You can avoid sort operation with index on created_at

create index ix_created_at_outgoung on outgoing(created_at);
select count(*) from outgoing;
count
50000
EXPLAIN ANALYZE
SELECT * 
FROM outgoing
ORDER BY created_at
LIMIT 100;
QUERY PLAN
Limit (cost=0.29..8.07 rows=100 width=44) (actual time=0.268..0.298 rows=100 loops=1)
-> Index Scan using ix_created_at_outgoung on outgoing (cost=0.29..2804.99 rows=36047 width=44) (actual time=0.129..0.151 rows=100 loops=1)
Planning Time: 0.709 ms
Execution Time: 0.766 ms
EXPLAIN ANALYZE
SELECT * 
FROM outgoing
ORDER BY created_at
LIMIT 100
FOR UPDATE SKIP LOCKED;
QUERY PLAN
Limit (cost=0.29..9.07 rows=100 width=50) (actual time=0.046..0.156 rows=100 loops=1)
-> LockRows (cost=0.29..3165.47 rows=36047 width=50) (actual time=0.045..0.146 rows=100 loops=1)
-> Index Scan using ix_created_at_outgoung on outgoing (cost=0.29..2804.99 rows=36047 width=50) (actual time=0.033..0.067 rows=100 loops=1)
Planning Time: 0.125 ms
Execution Time: 0.183 ms

fiddle

Without index

QUERY PLAN
Limit (cost=2057.16..2058.41 rows=100 width=50) (actual time=41.817..41.921 rows=100 loops=1)
-> LockRows (cost=2057.16..2507.75 rows=36047 width=50) (actual time=41.816..41.910 rows=100 loops=1)
-> Sort (cost=2057.16..2147.28 rows=36047 width=50) (actual time=41.793..41.810 rows=100 loops=1)
Sort Key: created_at
Sort Method: external merge Disk: 1864kB
-> Seq Scan on outgoing (cost=0.00..679.47 rows=36047 width=50) (actual time=0.013..8.923 rows=50000 loops=1)
Planning Time: 0.115 ms
Execution Time: 42.521 ms

2 Comments

Thank you for taking the time to answer my question!

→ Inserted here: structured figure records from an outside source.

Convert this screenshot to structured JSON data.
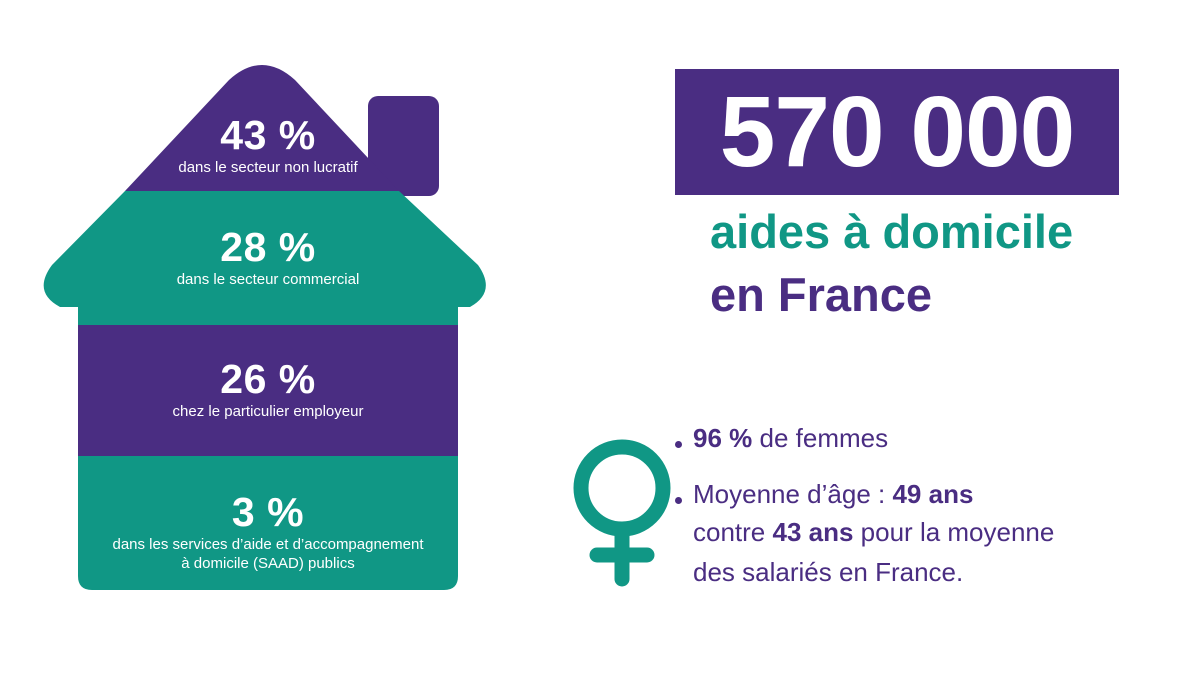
{
  "colors": {
    "purple": "#4a2d82",
    "teal": "#109785",
    "background": "#ffffff"
  },
  "house_segments": [
    {
      "percent": "43 %",
      "label": "dans le secteur non lucratif",
      "color": "#4a2d82"
    },
    {
      "percent": "28 %",
      "label": "dans le secteur commercial",
      "color": "#109785"
    },
    {
      "percent": "26 %",
      "label": "chez le particulier employeur",
      "color": "#4a2d82"
    },
    {
      "percent": "3 %",
      "label_line1": "dans les services d’aide et d’accompagnement",
      "label_line2": "à domicile (SAAD) publics",
      "color": "#109785"
    }
  ],
  "headline": {
    "number": "570 000",
    "line1": "aides à domicile",
    "line2": "en France"
  },
  "female_icon": "venus-icon",
  "stats": {
    "women_value": "96 %",
    "women_text": " de femmes",
    "age_prefix": "Moyenne d’âge : ",
    "age_value": "49 ans",
    "compare_prefix": "contre ",
    "compare_value": "43 ans",
    "compare_suffix": " pour la moyenne",
    "compare_line2": "des salariés en France."
  }
}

You are right, of course, and your answer will surely be helpful to many. What interested me personally most, was the change in sorting behaviour that I saw without the index.
Yes, your question was answered by Laurenz Albe. I just wanted to see how the index changes this behavior.